Two Cars, One Night and Tamu Tu achieved local and international acclaim, winning a host of festival prizes and an Oscar nomination for Two Cars. With Blue Willow screening in Berlin and Eating Sausage in Pusan, Vladivostok, Taipei and US festivals, these films all reflect the outstanding achievements of recent NZ shorts.
MC, writer and opinionist Te Radar will talk to our writers about the nitty gritty of creating short films and the experience of taking their stories around the globe.
Tuesday, 19th September,
Katipo Cafe, 76 Willis Street, Wellington
$5 donation at the door
No bookings are required for this public event.
About Script to Screen
Script to Screen is an independent, non-profit organisation dedicated to the development of a screenwriting culture in Aotearoa / New Zealand.
We place writers at the centre of the New Zealand screen industry because Script to Screen recognises the crucial role the writer plays in the filmmaking process.
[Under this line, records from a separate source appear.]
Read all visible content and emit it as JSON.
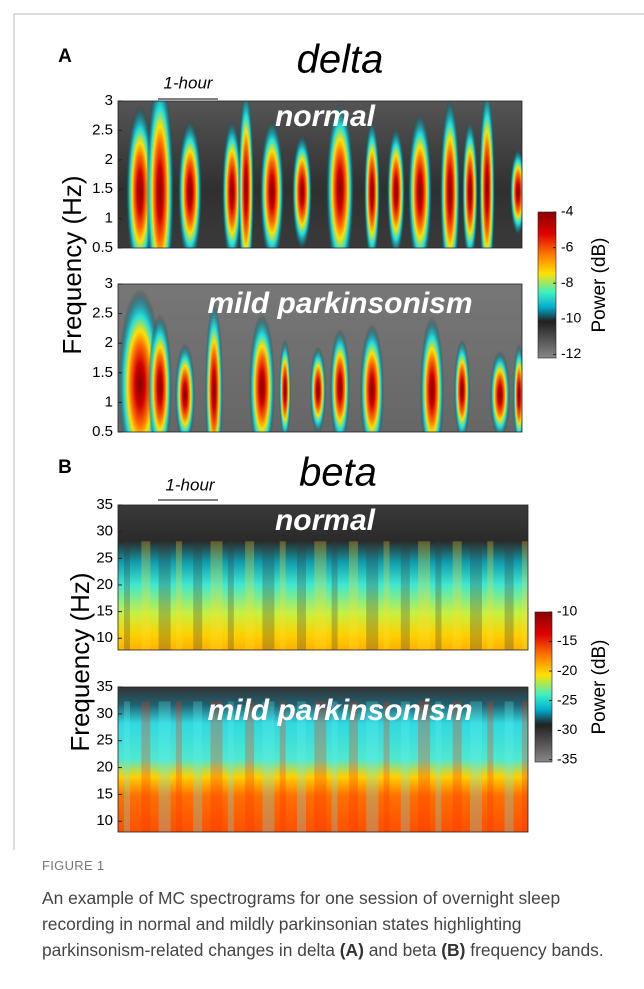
{
  "figure": {
    "panels": [
      {
        "label": "A",
        "title": "delta",
        "scale_bar": "1-hour",
        "y_label": "Frequency (Hz)",
        "plots": [
          {
            "state": "normal",
            "ylim": [
              0.5,
              3
            ],
            "yticks": [
              0.5,
              1,
              1.5,
              2,
              2.5,
              3
            ]
          },
          {
            "state": "mild parkinsonism",
            "ylim": [
              0.5,
              3
            ],
            "yticks": [
              0.5,
              1,
              1.5,
              2,
              2.5,
              3
            ]
          }
        ],
        "colorbar": {
          "label": "Power (dB)",
          "lim": [
            -4,
            -12.2
          ],
          "ticks": [
            -4,
            -6,
            -8,
            -10,
            -12
          ]
        }
      },
      {
        "label": "B",
        "title": "beta",
        "scale_bar": "1-hour",
        "y_label": "Frequency (Hz)",
        "plots": [
          {
            "state": "normal",
            "ylim": [
              7.8,
              35
            ],
            "yticks": [
              10,
              15,
              20,
              25,
              30,
              35
            ]
          },
          {
            "state": "mild parkinsonism",
            "ylim": [
              8,
              35
            ],
            "yticks": [
              10,
              15,
              20,
              25,
              30,
              35
            ]
          }
        ],
        "colorbar": {
          "label": "Power (dB)",
          "lim": [
            -10,
            -35.4
          ],
          "ticks": [
            -10,
            -15,
            -20,
            -25,
            -30,
            -35
          ]
        }
      }
    ],
    "caption": {
      "label": "FIGURE 1",
      "text": [
        "An example of MC spectrograms for one session of overnight sleep recording in normal and mildly parkinsonian states highlighting parkinsonism-related changes in delta ",
        "(A)",
        " and beta ",
        "(B)",
        " frequency bands."
      ]
    }
  }
}
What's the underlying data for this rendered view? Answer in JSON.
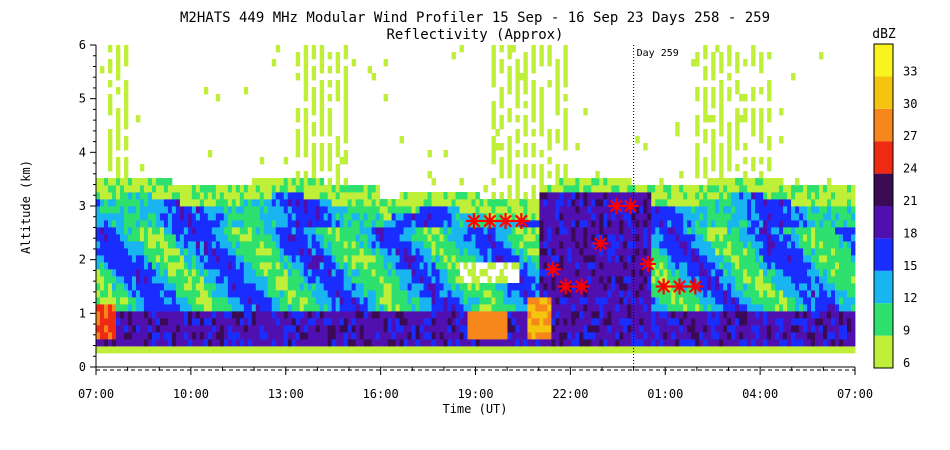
{
  "chart_data": {
    "type": "heatmap",
    "title": "M2HATS 449 MHz Modular Wind Profiler  15 Sep - 16 Sep 23 Days 258 - 259",
    "subtitle": "Reflectivity (Approx)",
    "xlabel": "Time (UT)",
    "ylabel": "Altitude (km)",
    "x_ticks": [
      "07:00",
      "10:00",
      "13:00",
      "16:00",
      "19:00",
      "22:00",
      "01:00",
      "04:00",
      "07:00"
    ],
    "x_range_hours": [
      0,
      24
    ],
    "y_ticks": [
      "0",
      "1",
      "2",
      "3",
      "4",
      "5",
      "6"
    ],
    "y_range_km": [
      0,
      6
    ],
    "marker_line": {
      "label": "Day 259",
      "x_hours": 17
    },
    "colorbar": {
      "unit": "dBZ",
      "tick_labels": [
        "6",
        "9",
        "12",
        "15",
        "18",
        "21",
        "24",
        "27",
        "30",
        "33"
      ],
      "bands": [
        {
          "min": 6,
          "max": 9,
          "color": "#c0ef3a"
        },
        {
          "min": 9,
          "max": 12,
          "color": "#2ee06e"
        },
        {
          "min": 12,
          "max": 15,
          "color": "#19b5f0"
        },
        {
          "min": 15,
          "max": 18,
          "color": "#1a2dff"
        },
        {
          "min": 18,
          "max": 21,
          "color": "#5010b0"
        },
        {
          "min": 21,
          "max": 24,
          "color": "#3a0a55"
        },
        {
          "min": 24,
          "max": 27,
          "color": "#f02a12"
        },
        {
          "min": 27,
          "max": 30,
          "color": "#f7861b"
        },
        {
          "min": 30,
          "max": 33,
          "color": "#f4c40f"
        },
        {
          "min": 33,
          "max": 36,
          "color": "#f9f31f"
        }
      ]
    },
    "markers": [
      {
        "x_hours": 11.95,
        "y_km": 2.72
      },
      {
        "x_hours": 12.45,
        "y_km": 2.72
      },
      {
        "x_hours": 12.95,
        "y_km": 2.72
      },
      {
        "x_hours": 13.45,
        "y_km": 2.72
      },
      {
        "x_hours": 14.45,
        "y_km": 1.82
      },
      {
        "x_hours": 14.85,
        "y_km": 1.5
      },
      {
        "x_hours": 15.35,
        "y_km": 1.5
      },
      {
        "x_hours": 15.95,
        "y_km": 2.3
      },
      {
        "x_hours": 16.45,
        "y_km": 3.0
      },
      {
        "x_hours": 16.9,
        "y_km": 3.0
      },
      {
        "x_hours": 17.45,
        "y_km": 1.92
      },
      {
        "x_hours": 17.95,
        "y_km": 1.5
      },
      {
        "x_hours": 18.45,
        "y_km": 1.5
      },
      {
        "x_hours": 18.95,
        "y_km": 1.5
      }
    ],
    "field_summary": [
      {
        "level": "surface layer 0.2-0.5 km",
        "dbz": 7
      },
      {
        "level": "boundary layer 0.5-1.0 km",
        "dbz": 19
      },
      {
        "level": "mid layer 1.0-2.5 km",
        "dbz": 13
      },
      {
        "level": "cloud top edge ~3.3 km",
        "dbz": 8
      },
      {
        "level": "above 3.5 km sparse streaks",
        "dbz": 6
      }
    ]
  }
}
Script to Screen’s programme of talks, workshops, and other events provides opportunities for both established and emerging screenwriters to meet up, share knowledge, and develop their craft.
Script to Screen is a charitable trust that is core funded by the New Zealand Film Commission and governed by a board of trustees. Our trustees are appointed by the New Zealand Writers Guild, Nga Aho Whakaari, and the New Zealand Film Commission.